There is just one requirement for a stock to gain entrance into the Dividend Kings: a company must increase its dividend for at least 50 consecutive years.
Seems simple, but only 50 companies have met the minimum threshold to become a Dividend King. This makes these companies the best of the best when it comes to dividend durability.
These companies have enduring business models and provide products or services that customers need, even in recessionary periods.
This discussion will examine two of the newest additions to the Dividend Kings that can be counted on for income over the long-term.
The first name up for discussion is Archer-Daniels-Midland Co. (ADM, Financial). Founded in 1902, the company, which is also called ADM, has transformed over time to become an agricultural giant. The company’s business segments provide processed cereal grains, oilseeds and storage and transportation. The company has a market capitalization of $43 billion and has generated almost $100 billion over the last year.
Archer-Daniels-Midland’s primary competitive advantage is it is the largest publicly traded farmland company in the country, giving it a size and scale that competitors have not been able to replicate. In addition, the need for food to meet growing populations remains very high, which has typically helped the company perform well during recessionary periods.
The GF Score of 88 out of 100 suggests modest returns at the current price. The company scores well in the area profitability and growth and has average rankings for momentum, financial strength and value.
While many companies struggled during the 2007 to 2009 period, Archer-Daniels-Midland’s earnings per share improved almost 29%. While the company did see declines in the middle of the last decade, earnings compounded at a rate of more than 14% for this period.
This high rate of growth has enabled the company to raise its dividend for 50 consecutive years, making it one of the newest members of the Dividend King Index. Dividend growth has been solid since 2013, with distributions growing at an annual rate of 8.6%. Archer-Daniels-Midland yields 2.3% currently, which is ahead of the S&P 500 Index’s average yield of 1.5%.
A dividend growth streak means little if the dividend is not safe. This should be an issue for Archer-Daniels-Midland as its projected payout ratio for this year is just 25%. This compares favorably to the average payout ratio of 39% since 2013. This likely means the company can continue to raise its dividend for years to come.
The stock’s GF Value Line suggests the stock is trading at a discount to its intrinsic value, based on the company’s historical ratios, past financial performance and analysts’ projections for future earnings growth. Archer-Daniels-Midland has a price-to-GF-Value ratio of 0.91, implying a possible return of 9.9% return from current levels. Inclusive of the dividend yield, total returns could be in the double digits.
Next up is S&P Global Inc. (SPGI, Financial), which provides financial services and business information to customers around the world. The company was originally named McGraw Hill Financial, where is first introduced the S&P 500 Index.
The company’s services include providing credit ratings, analytics and other data to market participants and capital markets. S&P Global is valued at $123 billion and generates annual revenue of approximately $12 billion.
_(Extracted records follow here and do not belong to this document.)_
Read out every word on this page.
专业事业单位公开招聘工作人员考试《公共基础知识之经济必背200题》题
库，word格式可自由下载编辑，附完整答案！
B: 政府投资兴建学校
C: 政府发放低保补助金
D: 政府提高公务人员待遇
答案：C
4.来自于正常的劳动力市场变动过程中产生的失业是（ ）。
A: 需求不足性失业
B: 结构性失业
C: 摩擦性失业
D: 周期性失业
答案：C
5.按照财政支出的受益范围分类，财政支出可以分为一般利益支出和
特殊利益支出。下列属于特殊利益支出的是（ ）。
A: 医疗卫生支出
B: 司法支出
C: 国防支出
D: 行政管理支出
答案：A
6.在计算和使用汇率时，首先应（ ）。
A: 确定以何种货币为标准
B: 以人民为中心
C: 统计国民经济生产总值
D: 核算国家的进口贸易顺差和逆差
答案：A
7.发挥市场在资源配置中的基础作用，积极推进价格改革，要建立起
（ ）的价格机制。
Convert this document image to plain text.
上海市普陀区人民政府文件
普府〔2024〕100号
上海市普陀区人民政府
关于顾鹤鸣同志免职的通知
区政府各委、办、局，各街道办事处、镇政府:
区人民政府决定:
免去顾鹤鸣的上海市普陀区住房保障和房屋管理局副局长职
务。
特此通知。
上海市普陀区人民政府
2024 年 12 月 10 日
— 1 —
S&P Global has a diversified business model. Roughly two-thirds of revenue comes from the Americas, with Europe, the Middle East and Africa contributing 25% and Asia Pacific-China adding the remainder. Investment banking and management are the two largest contributors to sales, making up half of the annual total combined. The company operates in an environment with few large players as the top three names in the financial debt ratings industry control more than 90% of the market.
The company receives has a solid GF Score of 94 from GuruFocus. This score implies high returns moving forward and is powered by high marks for profitability, momentum, growth and value. These scores are partially offset by a middle of the road result for financial strength.
The company was not immune to the last recession, with earnings per share falling 21% from 2007 to 2009. However, S&P Global did return to growth in 2010, establishing a new high for earnings per share in 2013. Earnings per share have a compound annual growth rate of 14.4% for the last decade.
While bottom-line growth was sporadic during this period, S&P Global continued to raise its dividend. In fact, the company has paid an uninterrupted dividend since 1937. The company has also raised its dividend for 50 consecutive years.
Shares of S&P Global yield just 0.9%. What the stock lacks in income it makes up for in dividend growth and safety. S&P Global’s dividend has a CAGR of nearly 13% over the last decade. The projected payout ratio for 2023 is just 29%, which compares favorably to the long-term average payout ratio of 27%.
S&P Global’s GF Value Line implies shares are slightly undervalued. With a GF Value of 0.93, investors could see a 10% return from current levels.
Investors looking for sources of safe and secure income are recommended to consider the Dividend Kings. These names have proven over a long period of time to have enduring business models that propel dividend growth.
Archer-Daniels-Midland and S&P Global are two of the newest members of the Dividend Kings. Both companies have strong business models and extensive track records for dividend growth, making each a good addition to an income orientated investor’s watchlist.